A più riprese, la Tokyo Electric Power Company (TEPCO, che gestisce anche Fukushima) è stata denunciata per la mancanza di trasparenza su alcuni problemi di cattivo funzionamento a Kashiwazaki, tra questi una deliberata falsificazione di dati fornita nel 2002 alle autorità” confida Baba Yukio. Il terremoto del 1964 è stato seguito da uno tsunami che ha risalito il fiume Shinano. Sebbene nella regione di Niigata il rischio tsunami sia meno elevato rispetto al Tôhoku (nel nord-est del paese), gli esperti hanno valutato che onde di quindici metri di altezza potrebbero abbattersi sul litorale della prefettura nel futuro. Di conseguenza, sono state prese diverse misure per migliorare la sicurezza della centrale, in particolare la costruzione di una diga marittima profonda una cinquantina di metri. “Cio’ che ritengo particolarmente inquietante, è che non sia stata trovata ancora nessuna soluzione per il trattamento delle scorie radioattive. Paragono spesso l’industria nucleare a un castello senza toilette. Potete costruire la dimora più bella, ma se non riuscite a sbarazzarvi degli scarti che producete, è uno sforzo inutile. A mio avviso, se non si riesce a risolvere rapidamente questo problema, dobbiamo imperativamente cercare un altro tipo di energia più pulita e più sicura. Osservate quel che succede a Fukushima: non credo che versare enormi quantità di acqua radioattiva in mare sia la cosa migliore da fare” prosegue il redattore capo. Nel 2008, il Niigata Nippô ha ottenuto un nuovo premio per la sua serie consacrata al deficit di sicurezza della centrale di Kashiwazaki-Kariwa.
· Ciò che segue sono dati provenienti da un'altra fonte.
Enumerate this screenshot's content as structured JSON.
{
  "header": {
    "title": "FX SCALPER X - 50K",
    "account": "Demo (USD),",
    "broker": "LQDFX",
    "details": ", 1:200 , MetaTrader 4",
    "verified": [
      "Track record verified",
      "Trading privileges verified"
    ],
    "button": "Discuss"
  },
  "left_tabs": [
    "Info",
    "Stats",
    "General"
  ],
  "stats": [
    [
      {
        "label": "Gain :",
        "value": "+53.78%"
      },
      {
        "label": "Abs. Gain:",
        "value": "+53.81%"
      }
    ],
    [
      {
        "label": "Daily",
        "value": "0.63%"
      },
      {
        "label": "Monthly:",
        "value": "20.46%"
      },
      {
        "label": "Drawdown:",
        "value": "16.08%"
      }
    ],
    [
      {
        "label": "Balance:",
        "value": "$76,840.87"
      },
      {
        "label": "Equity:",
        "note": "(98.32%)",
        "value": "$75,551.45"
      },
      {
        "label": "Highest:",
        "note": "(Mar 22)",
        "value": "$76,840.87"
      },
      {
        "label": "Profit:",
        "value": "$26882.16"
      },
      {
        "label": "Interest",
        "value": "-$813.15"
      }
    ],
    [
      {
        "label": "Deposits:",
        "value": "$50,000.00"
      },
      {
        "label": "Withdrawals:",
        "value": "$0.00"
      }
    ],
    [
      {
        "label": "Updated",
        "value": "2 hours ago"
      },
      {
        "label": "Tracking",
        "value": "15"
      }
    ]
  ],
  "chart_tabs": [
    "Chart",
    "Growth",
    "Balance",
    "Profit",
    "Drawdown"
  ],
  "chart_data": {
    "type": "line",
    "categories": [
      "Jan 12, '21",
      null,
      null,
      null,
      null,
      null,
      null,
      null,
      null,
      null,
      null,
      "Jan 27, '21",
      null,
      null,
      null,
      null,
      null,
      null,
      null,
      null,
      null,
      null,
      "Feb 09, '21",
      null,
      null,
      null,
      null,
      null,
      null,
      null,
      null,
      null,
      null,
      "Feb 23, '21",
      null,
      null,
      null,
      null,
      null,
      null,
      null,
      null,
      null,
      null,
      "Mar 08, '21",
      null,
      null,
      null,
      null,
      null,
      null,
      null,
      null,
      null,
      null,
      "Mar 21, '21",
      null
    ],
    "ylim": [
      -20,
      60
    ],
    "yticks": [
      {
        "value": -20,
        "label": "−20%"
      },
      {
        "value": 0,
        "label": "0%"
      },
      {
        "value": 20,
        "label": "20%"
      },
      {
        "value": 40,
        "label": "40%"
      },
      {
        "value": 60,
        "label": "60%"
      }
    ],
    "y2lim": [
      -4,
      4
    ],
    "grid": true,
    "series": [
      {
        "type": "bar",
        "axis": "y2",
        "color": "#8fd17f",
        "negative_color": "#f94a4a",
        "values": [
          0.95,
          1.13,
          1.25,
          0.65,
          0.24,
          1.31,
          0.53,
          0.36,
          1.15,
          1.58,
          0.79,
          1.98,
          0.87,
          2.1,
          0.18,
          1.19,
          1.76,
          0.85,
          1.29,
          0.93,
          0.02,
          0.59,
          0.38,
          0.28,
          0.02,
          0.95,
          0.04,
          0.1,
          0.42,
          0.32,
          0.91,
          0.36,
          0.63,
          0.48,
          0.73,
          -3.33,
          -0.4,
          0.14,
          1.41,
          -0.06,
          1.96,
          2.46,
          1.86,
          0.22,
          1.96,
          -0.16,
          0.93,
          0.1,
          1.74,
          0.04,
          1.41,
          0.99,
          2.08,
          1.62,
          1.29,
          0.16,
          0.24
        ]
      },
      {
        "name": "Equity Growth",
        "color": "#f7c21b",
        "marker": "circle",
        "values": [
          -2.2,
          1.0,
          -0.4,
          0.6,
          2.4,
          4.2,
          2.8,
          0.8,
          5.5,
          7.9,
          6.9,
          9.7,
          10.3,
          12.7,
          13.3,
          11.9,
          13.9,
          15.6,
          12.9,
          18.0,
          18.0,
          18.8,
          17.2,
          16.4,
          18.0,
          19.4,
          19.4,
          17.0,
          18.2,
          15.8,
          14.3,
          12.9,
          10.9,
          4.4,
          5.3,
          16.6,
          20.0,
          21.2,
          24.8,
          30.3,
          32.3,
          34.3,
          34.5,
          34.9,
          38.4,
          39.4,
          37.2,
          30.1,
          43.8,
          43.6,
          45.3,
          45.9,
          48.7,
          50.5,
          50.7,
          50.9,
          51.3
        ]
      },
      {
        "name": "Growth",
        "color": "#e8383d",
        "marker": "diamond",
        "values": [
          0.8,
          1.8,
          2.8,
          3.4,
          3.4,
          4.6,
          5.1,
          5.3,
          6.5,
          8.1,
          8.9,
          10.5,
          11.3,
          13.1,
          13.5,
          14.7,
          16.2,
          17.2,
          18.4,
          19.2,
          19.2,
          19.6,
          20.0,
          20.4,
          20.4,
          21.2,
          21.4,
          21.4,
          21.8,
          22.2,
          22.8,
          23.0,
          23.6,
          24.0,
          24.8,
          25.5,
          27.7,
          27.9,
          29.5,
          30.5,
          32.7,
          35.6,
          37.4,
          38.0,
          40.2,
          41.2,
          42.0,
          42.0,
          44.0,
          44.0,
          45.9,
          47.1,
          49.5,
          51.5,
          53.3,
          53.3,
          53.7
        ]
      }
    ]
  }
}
Quando gli si chiede quali siano le storie che interessano maggiormente i lettori del suo giornale, Baba Yukio menziona velocemente la relazione tra il Giappone e la Corea del Nord, in particolare la spinosa questione dei rapimenti. A partire da Yokota Megumi nel 1977, almeno cinque abitanti di Niigata sarebbero stati rapiti dai servizi segreti nord-coreani allo scopo di insegnare ai propri agenti la lingua e le abitudini dei giapponesi.
Il caso di Megumi è quello che ha maggiormente attirato l’attenzione: la ragazzina aveva appena tredici anni quando è scomparsa rientrando da scuola. Come spiega il giornalista del quotidiano Hara Takashi, due fattori spiegano che la prefettura sia diventata il “terreno di caccia” preferito dei nord-coreani. “Prima di tutto, Niigata è il punto più vicino alla Corea del Nord. Ci sono soltanto 900 chilometri fra le due coste. D’altra parte, ed è forse il punto principale, esiste un legame storico tra Niigata e la Corea: numerosi migranti coreani che avevano lavorato in Giappone negli anni Trenta e Quaranta, sono stati rimpatriati dopo la guerra e le navi che li hanno trasportati verso la loro patria sono partite da Niigata. Era facile quindi infiltrare il Giappone, per le spie comuniste”, spiega.
Il reporter fa parte del team che copre la vicenda fin dal rapimento di Megumi. Il lavoro senza sosta per scoprire la verità è stato riconosciuto nel 2004, quando il Niigata Nippô è stato premiato per per la serie di articoli “Rapimenti – Corea del Nord”.
“Per noi l’importante è mantenere il dossier aperto e vegliare affinché la storia non sia deformata o recuperata a fini politici, come tenta di fare la destra giapponese. Abbiamo il dovere di assicurarci che la sorte di Megumi non sia dimenticata” aggiunge.